By GREG RYBERG Guest Columnist The State Newspaper
Over the past decade, politicians heaped out generous new benefits to state retirees with no realistic plan to pay for them. The government simply said “yes” and then hoped everything would turn out OK.
Well, it didn’t turn out OK. The State Retirement System, nearly solvent and fully funded in 1999, now carries a $13 billion unfunded actuarial accrued liability and a 37-year amortization period — seven years past the limit for a system that is considered “sound.”
And even these depressing numbers conceal the depth of the problem: They assume that investments will achieve an 8 percent return, which is simply not realistic.
Warren Buffet, in his 2007 letter to Berkshire Hathaway shareholders, wrote of an 8 percent return for public pensions that, “Many (advisors) are apparently direct descendants of the queen in Alice in Wonderland, who said: ‘Why, sometimes I’ve believed as many as six impossible things before breakfast.’”
Michael Bloomberg, billionaire investor and mayor of New York, said that, “It’s overstating it a little bit to say the only one who’s done that well is Bernie Madoff, but 8 percent for a long period of time is not something that very many pension funds have ever achieved.”
The unfunded liability of the system soon will wreak havoc among our other finances. Moody’s and Fitch have announced that they will begin adding unfunded pension liability into their evaluation of state credit ratings. The managing director for public finance at Moody’s said that they are “liabilities that need to be paid out and put stress on your operating budget.”

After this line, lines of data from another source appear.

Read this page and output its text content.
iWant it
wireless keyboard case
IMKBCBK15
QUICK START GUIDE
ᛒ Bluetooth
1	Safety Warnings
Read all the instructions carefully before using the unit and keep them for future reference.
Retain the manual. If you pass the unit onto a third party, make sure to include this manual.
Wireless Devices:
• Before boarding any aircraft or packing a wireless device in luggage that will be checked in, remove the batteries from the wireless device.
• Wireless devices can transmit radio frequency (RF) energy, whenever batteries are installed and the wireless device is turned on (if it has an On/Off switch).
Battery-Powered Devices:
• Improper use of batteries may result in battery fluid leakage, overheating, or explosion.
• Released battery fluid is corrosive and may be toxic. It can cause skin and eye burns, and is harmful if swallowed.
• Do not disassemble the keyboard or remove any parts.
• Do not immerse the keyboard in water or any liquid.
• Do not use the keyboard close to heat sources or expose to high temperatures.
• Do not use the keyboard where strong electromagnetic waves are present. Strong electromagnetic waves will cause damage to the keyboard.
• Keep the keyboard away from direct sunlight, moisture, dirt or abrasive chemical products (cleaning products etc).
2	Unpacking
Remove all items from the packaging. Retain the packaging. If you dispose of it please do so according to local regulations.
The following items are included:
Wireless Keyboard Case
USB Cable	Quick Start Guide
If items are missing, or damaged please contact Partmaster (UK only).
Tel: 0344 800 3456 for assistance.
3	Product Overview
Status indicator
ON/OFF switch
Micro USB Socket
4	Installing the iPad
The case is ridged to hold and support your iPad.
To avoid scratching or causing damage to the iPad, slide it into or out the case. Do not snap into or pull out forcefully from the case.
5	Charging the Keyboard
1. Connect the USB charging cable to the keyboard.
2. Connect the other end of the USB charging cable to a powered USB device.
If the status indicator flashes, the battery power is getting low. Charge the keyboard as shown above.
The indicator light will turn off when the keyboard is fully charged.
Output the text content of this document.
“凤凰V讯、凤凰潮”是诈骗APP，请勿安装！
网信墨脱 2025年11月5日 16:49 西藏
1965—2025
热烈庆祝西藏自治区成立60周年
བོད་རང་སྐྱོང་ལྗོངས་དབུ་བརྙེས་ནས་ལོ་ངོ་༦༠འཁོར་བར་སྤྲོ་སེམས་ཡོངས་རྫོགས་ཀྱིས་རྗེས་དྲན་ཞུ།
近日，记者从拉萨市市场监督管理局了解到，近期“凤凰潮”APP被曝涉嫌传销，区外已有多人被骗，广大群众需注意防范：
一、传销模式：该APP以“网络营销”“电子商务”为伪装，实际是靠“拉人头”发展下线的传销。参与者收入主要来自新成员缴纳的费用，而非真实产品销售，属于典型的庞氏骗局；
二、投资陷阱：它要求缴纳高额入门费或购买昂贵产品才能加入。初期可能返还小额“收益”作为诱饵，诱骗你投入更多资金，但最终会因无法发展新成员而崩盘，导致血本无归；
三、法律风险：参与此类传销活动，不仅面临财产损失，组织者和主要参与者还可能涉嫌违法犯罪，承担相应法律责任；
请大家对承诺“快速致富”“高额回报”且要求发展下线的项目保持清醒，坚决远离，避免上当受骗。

Moody’s calculates that our unfunded liability more than quadruples our state debt, bringing it to more than 10 percent of our gross state product (13th highest in America), 264 percent of state revenue (fifth highest) and more than 15 percent of personal income (15th highest). And that calculation was made when the liability was just $12 billion.
Both employers and employees make contributions to the Retirement System to fund the benefits, just as occurs in the private sector; this is termed “normal cost.” State employees contribute 6.5 percent of their salary, and their employers — the state agencies — contribute 3.51 percent of the employees’ salaries. All of that, of course, is taxpayer money.
But taxpayers also have to pay for the accrued liability, which is essentially interest on debt. That’s money that buys nothing but time.
For fiscal year 2010, that extra cost adds 6.17 percent to the agency contributions, or more than $660 million. That money will not be spent on teachers and law enforcement personnel or tax cuts. It goes straight into a black hole, and that is what frightens the credit-rating agencies.
More than half of that comes from local agencies and school districts. The state sends a bill, and they ante up. Much of that ante, unfortunately, comes at the expense of classroom teachers.
The Richland County school districts coughed up more than $20 million in 2010 just for the unfunded liability. Since the average total compensation for a Richland County teacher is approximately $50,500, Richland Districts 1 and 2 essentially lost 309 teachers in 2010 alone because of the broken retirement system. Those two districts have blown nearly $60 million on the unfunded liability since 2000.
The Lexington County districts lost the money that would have paid 308 teachers when they were forced to send in $19.6 million to fund the unfunded liability. Lexington districts have handed over more than $56 million since 2000.
And remember, that doesn’t touch the $13 billion. That just keeps us afloat — for this year. Current projections show that over the next decade, taxpayers will have to contribute nearly $8 billion just to keep the system at 30 years of amortization (the limit for a sound system). Not to pay down the debt — just to keep it sound.
Gov. Nikki Haley, like Gov. Mark Sanford before her, recognizes that the time bomb is ticking.
I have filed legislation each year since 2000 to address the growing problem. I have tremendous hope that the General Assembly now has the will to address the problem, and I look forward to working with all interested parties. This process will be painful, but we no longer can kick this can down the road.